Fajna Polska? Well, I have a hundred proofs or more that Poland is not fajna. Sluggish courts, ailing healthcare, dog poo-covered sidewalks, unfriendly officials, pseudo-tertiary schools, an absurdly complicated tax system. And a great deal of other issues, everyone can add their own.

Fajna Polska is growing up

Fajna Polska doesn’t sound convincing? Then fajni Polacy perhaps, the cool Poles? But here too I’d have a handful of proofs that we are not so cool. The online discussion forums full of anti-Semitic dung, the brutal driving habits, the ugly ease with which we ascribe foul deeds and intentions to others. Perhaps the greatest charge against us, Poles, would be the ease with which some, and one in particular, have managed to antagonize us in the last seven years.

So fajna Polska? Fajni Polacy? Well, exactly. Definitely fajna Polska and fajni Polacy. Why? Because during the last twenty years we, the Poles, have successfully ditched most of the bad stereotypes amplified by others and felt by us. It has turned out we know how to work hard and are great at spotting opportunities. That we don’t rely on the state at all; quite the contrary: despite the state, or actually in defiance of it, we do our own thing, starting businesses, creating jobs. We don’t cheat but pay our taxes. We do everything we can to guarantee a better future for ourselves and our children.

Fajna Polska is growing up. In its vast majority, it is resistant to the immense black PR that some of our politicians have been trying to sell us. It doesn’t shut its eyes when problems emerge, doesn’t break down when they need to be addressed. It looks at itself in the mirror and doesn’t wince in disgust, but it doesn’t feel like putting up a pseudo-patriotic make-up of sinlessness either. It looks at itself with sympathy, kindness and self-irony. It is aware of its virtues, merits and advantages, but also of its weaknesses and defects.

This is the Poland Europe will see in a moment. First of all, this is the Poland that we will see ourselves. Okay, let’s get back down to earth, or rather down to turf. Enough rattling on. We are the Smuda team’s twelfth member [Franciszek Smuda is Poland’s manager]! Go, Poland!!!

Counterpoint

Football passion hides our flaws

“Poland is poorly prepared for the Euro, further blunders are possible, and hopes for a brilliant future afterwards are much exaggerated”, writes liberal Catholic weekly Tygodnik Powszechny in its editorial about the Euro 2012 cup. The flaws are many: unfinished motorways, diversions, traffic jams, “facilities that will have to be closed down after the tournament to be completed."
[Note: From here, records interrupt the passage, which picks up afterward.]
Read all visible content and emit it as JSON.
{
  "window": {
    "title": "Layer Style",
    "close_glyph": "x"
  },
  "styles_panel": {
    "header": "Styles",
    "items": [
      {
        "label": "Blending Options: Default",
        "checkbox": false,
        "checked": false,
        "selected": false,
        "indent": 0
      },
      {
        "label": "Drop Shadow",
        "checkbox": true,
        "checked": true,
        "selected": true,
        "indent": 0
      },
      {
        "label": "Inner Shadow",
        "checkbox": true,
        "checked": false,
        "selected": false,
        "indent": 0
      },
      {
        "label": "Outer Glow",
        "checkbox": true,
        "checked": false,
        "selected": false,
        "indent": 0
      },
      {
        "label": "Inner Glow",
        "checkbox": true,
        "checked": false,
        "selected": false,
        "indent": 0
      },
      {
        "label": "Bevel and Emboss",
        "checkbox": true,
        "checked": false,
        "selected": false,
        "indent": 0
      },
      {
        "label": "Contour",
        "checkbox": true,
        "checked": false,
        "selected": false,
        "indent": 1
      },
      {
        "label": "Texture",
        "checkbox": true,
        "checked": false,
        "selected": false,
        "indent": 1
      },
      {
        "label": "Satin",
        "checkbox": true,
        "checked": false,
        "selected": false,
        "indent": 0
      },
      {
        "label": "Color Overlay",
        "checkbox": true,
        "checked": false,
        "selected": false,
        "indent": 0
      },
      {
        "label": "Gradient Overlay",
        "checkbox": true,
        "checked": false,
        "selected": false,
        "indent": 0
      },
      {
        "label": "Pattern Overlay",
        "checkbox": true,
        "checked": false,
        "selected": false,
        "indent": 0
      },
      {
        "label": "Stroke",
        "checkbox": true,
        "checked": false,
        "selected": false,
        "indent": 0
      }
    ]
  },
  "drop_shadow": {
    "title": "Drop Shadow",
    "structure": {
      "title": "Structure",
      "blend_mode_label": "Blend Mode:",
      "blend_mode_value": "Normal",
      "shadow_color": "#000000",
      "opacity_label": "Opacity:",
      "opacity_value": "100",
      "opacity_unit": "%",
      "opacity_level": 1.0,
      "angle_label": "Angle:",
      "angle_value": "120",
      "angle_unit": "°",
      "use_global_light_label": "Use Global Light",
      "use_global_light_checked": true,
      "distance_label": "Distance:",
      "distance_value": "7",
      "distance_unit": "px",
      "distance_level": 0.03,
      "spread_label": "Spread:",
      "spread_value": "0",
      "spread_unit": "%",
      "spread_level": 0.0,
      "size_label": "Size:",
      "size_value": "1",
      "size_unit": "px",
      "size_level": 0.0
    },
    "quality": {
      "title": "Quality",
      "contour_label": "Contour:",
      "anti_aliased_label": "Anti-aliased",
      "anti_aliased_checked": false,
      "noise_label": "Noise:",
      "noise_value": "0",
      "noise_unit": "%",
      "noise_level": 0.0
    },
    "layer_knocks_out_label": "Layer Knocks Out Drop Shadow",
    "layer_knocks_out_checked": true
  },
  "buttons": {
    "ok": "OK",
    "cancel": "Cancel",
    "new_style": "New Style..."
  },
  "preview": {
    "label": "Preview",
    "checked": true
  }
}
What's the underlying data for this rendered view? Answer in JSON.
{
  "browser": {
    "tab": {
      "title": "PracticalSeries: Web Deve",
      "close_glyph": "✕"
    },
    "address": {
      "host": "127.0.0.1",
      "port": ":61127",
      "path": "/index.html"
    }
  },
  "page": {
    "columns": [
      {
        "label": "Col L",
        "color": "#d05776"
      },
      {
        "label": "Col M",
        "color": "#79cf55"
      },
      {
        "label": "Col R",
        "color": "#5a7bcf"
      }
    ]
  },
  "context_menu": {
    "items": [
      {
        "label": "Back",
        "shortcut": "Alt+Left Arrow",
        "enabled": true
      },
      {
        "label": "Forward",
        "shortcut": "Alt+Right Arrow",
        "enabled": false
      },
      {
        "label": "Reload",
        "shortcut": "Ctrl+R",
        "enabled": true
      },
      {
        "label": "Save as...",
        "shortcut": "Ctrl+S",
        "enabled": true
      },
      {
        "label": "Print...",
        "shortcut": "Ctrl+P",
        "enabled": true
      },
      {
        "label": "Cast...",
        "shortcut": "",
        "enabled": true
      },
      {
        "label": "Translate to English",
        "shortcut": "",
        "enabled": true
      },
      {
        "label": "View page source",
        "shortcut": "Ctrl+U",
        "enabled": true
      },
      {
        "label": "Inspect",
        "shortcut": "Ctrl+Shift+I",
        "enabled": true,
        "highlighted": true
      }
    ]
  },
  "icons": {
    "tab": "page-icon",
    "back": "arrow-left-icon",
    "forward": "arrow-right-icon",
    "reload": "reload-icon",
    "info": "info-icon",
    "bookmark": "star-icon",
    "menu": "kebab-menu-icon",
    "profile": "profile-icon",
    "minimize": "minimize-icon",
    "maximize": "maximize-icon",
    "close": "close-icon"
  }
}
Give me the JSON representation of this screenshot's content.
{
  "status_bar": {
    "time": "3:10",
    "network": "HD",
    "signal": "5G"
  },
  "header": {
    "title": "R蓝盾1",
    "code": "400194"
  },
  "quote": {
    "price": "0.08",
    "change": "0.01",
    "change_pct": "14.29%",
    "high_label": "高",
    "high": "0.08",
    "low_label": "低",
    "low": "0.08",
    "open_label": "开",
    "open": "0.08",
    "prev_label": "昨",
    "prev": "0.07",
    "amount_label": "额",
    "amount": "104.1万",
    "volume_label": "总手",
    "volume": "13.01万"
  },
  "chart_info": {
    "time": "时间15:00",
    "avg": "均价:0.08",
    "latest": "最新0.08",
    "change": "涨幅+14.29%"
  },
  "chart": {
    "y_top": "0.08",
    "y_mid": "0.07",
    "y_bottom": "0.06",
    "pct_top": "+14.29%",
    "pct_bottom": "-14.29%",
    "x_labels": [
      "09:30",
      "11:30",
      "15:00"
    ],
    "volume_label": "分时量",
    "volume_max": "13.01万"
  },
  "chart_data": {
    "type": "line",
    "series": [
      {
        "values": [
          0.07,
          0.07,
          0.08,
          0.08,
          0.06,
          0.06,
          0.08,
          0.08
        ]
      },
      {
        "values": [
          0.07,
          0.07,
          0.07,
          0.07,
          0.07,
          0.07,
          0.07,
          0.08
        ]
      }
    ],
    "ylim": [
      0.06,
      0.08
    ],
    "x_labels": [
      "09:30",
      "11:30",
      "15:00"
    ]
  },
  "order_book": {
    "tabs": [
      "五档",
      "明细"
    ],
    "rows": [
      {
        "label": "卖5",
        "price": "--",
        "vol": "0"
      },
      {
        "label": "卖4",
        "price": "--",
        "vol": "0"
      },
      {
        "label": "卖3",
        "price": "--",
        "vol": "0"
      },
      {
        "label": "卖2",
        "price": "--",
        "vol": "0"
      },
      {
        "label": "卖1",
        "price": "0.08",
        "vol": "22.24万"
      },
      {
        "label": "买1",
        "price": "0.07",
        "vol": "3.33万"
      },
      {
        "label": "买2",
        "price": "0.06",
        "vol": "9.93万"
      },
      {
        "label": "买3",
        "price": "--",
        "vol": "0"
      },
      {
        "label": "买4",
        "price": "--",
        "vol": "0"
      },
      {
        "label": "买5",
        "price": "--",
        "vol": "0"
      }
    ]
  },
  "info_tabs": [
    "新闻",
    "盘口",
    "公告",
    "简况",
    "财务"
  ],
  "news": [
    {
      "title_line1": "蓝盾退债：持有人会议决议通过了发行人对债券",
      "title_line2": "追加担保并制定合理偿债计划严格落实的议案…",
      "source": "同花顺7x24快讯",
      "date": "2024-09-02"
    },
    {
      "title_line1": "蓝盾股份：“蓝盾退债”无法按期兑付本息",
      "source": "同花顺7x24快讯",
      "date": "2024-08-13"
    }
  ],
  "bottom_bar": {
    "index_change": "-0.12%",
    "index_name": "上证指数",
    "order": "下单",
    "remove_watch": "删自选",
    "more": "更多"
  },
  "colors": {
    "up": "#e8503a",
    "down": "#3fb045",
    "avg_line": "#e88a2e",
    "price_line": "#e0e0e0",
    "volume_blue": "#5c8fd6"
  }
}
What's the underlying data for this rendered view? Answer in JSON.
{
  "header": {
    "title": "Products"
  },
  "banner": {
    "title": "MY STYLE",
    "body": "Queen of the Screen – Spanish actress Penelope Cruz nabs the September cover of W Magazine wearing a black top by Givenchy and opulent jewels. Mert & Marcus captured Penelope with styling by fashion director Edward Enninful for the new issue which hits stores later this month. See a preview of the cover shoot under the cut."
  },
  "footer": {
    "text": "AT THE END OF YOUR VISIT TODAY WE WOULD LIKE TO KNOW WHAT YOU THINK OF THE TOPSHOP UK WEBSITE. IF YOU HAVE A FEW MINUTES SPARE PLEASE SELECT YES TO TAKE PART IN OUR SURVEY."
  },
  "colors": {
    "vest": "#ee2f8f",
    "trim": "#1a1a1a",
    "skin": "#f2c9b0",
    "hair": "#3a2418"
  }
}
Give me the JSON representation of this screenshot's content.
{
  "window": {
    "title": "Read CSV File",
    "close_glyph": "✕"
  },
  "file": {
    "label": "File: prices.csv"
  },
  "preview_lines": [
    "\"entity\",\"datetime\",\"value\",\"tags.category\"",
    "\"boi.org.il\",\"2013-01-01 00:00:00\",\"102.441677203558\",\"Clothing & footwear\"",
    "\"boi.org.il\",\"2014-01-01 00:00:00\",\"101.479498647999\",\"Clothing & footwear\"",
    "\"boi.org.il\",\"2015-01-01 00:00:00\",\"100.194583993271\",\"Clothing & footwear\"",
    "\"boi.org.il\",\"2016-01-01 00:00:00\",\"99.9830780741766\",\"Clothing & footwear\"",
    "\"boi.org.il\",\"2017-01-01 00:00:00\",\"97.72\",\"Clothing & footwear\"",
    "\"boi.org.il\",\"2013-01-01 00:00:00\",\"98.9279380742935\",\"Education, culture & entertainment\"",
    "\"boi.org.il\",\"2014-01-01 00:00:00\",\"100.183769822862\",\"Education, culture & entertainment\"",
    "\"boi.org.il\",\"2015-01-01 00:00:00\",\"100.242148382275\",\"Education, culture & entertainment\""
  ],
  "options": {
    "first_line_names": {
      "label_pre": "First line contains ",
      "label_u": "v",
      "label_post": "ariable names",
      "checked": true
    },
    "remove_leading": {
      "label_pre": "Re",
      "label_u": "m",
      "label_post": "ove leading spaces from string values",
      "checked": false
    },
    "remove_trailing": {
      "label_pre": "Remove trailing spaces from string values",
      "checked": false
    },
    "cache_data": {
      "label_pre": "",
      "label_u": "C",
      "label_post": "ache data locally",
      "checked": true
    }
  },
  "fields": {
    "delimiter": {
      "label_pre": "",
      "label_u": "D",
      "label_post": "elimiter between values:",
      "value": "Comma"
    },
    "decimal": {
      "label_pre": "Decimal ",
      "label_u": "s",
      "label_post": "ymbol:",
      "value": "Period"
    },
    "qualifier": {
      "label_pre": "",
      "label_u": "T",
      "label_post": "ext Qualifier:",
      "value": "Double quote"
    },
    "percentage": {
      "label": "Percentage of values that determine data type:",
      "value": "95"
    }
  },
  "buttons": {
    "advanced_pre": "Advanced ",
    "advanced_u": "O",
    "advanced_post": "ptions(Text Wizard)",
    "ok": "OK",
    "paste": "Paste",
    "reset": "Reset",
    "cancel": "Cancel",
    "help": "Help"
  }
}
Not only have we not made a civilisational leap, we’ve also heard from the BBC that we live in a racist country you can return from in a body bag.

And yet, notes Tygodnik, “all this doesn’t matter at all” —

Let the politicians, painting their faces in national colours, keep on hoping for rating gains, let the salesmen keep on trying to sell as many TVs and cans of beer as possible ... let the flag makers keep on lagging behind with their order deliveries and let the feminists keep on rightly reminding us about the dangers of expanding machismo – things will still be beautiful because football is beautiful.